Bordeaux, une rétrogradation financière en questions

Relégué sportivement en Ligue 2 à l’issue d’une saison catastrophique, Bordeaux risque bel et bien de tomber encore plus bas. Mardi, la Direction nationale du contrôle de gestion (DNCG) a annoncé, à titre conservatoire, la rétrogradation des Girondins en National 1. Comment expliquer cette sanction et quelles en seraient les conséquences ? Décryptage.

Pourquoi la DNCG a-t-elle pris une telle décision ?

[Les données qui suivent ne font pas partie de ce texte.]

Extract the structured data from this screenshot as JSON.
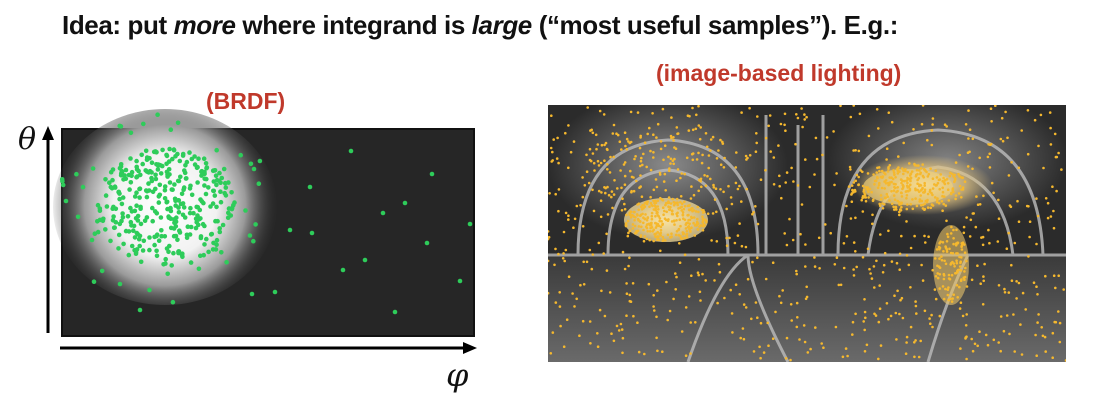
{
  "headline": {
    "part1": "Idea: put ",
    "em1": "more",
    "part2": " where integrand is ",
    "em2": "large",
    "part3": " (“most useful samples”).  E.g.:"
  },
  "brdf": {
    "label": "(BRDF)",
    "y_axis_symbol": "θ",
    "x_axis_symbol": "φ"
  },
  "ibl": {
    "label": "(image-based lighting)"
  },
  "colors": {
    "label_red": "#c0392b",
    "brdf_dot": "#2ecc5a",
    "ibl_dot": "#f5b82e",
    "panel_dark": "#262626"
  }
}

Il y a un an, déjà, Bordeaux avait frôlé la correctionnelle. Sur un fil très ténu après le désengagement de ses propriétaires américains, le club au scapulaire avait été racheté in extremis par Gérard Lopez et avait obtenu, en fournissant certaines garanties, le feu vert de la DNCG pour rester dans l’élite. Mardi, en revanche, les Girondins ont été recalés. D’après 20 Minutes, le gendarme financier du foot français a pris la décision de rétrograder à titre conservatoire la formation aquitaine à cause de trois freins majeurs. Tout d’abord, la dette du club (52 millions d’euros) n’aurait pas été suffisamment réduite, malgré un astucieux stratagème consistant à en transférer la moitié sur le compte de Jogo Bonito, la société de Lopez. De plus, l’instance souhaiterait que les intéressements que le FCGB s’apprête à toucher sur les mutations de joueurs qu’il a formés (Aurélien Tchouaméni, probablement Jules Koundé) servent à renflouer les caisses, au lieu d’être captés par ses créanciers, à savoir Fortress et King Street. Enfin, davantage de garanties concernant les ventes à venir pendant l’été seraient attendues.